Leavenworth, KS: Former Atlanta Falcons quarterback Michael Vick has been released from the federal prison in Leavenworth, Kansas, and will finish the last two months of his 23 month sentence for dogfighting under home confinement. Vick will travel to Hampton, Virginia, and is to begin working for a construction firm while waiting to hear whether or not the NFL plans to reinstate him after placing him on indefinite suspension after his conviction nearly two years ago.
Reportedly, Vick’s first plan is to stop at a pet store and see if he can locate a canine companion.
“It’s going to be lonely,” stated Vick, referring to being placed under house arrest. “I’m going to need a friend.”
Vick implied that this friend would not serve the same purposes as similar “friends” in his past. Namely, he had no plans to electrocute his new friend, even if he pee pees on the carpet or poops on Mr. Vick’s Prada comforter. Instead, Vick plans to place trusted human friends in his residence with instructions to immediately hold an intervention if they see Vick attempting to bash his new friend’s brains in with a claw hammer, or place battery cables on their nipples (if he is fortunate enough to bring home a female canine companion).
To this end, his human friends will also be equipped with tasers in case the newly prison-pumped Vick plans to dispatch of them by cutting them with a prison fashioned knife before they have a chance to hold an intervention in an attempt to thwart his blood lust to destroy canine lives.
Friends of Strays has agreed to provide Mr. Vick with a tour of their facilities so that he can take his time in choosing his next pet. Virginia police will also be on hand to assure that Mr.

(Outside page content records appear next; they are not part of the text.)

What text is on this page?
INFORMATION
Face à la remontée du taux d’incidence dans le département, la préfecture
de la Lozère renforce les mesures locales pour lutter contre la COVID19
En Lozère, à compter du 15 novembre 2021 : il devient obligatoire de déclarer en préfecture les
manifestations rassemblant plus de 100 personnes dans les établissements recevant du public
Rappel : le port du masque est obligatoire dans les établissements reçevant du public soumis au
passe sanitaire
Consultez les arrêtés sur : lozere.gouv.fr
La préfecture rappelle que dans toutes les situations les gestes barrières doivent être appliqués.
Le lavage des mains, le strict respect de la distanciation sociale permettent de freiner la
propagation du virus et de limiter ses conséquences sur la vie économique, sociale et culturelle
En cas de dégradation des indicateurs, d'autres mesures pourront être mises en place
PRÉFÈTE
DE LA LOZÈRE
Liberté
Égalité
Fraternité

Vick does not go into a frenzy at the sight of such animals so soon after his release. It is not yet known if the sight of a living dog not engaged in a fight to the death will confuse Mr. Vick, who scored very low on the Wonderlic intelligence test he took before he was drafted into the NFL. In fact, it’s not well known that one of the strategies Vick’s lawyers attempted to use during his initial trial was an attempt to portray Vick as severely mentally handicapped, incapable of even simple tasks such as wiping himself after using the restroom. This strategy was abandoned once it was evident that Vick could count money.
Despite all of the hurdles that must still be cleared, it is hoped that Mr. Vick has reformed and can keep a canine companion without dismembering it. Michael Vick plans to show his remorse by joining PETA in order to allow members to punch him in the gut once a week. He hopes that this will alleviate tensions that PETA members have about him ever being allowed on a football field. “It was either this, or state to the world that I would be involved in a professional cricket league and instead play football. We bailed on that idea, considering at least one member of PETA may know what football actually is,” stated Mr. Vick.
Time will tell, but elite athletes always get the benefit of the doubt. So pray for Michael Vick. And pray for the poor animal that has the misfortune of being Vick’s beta test canine companion.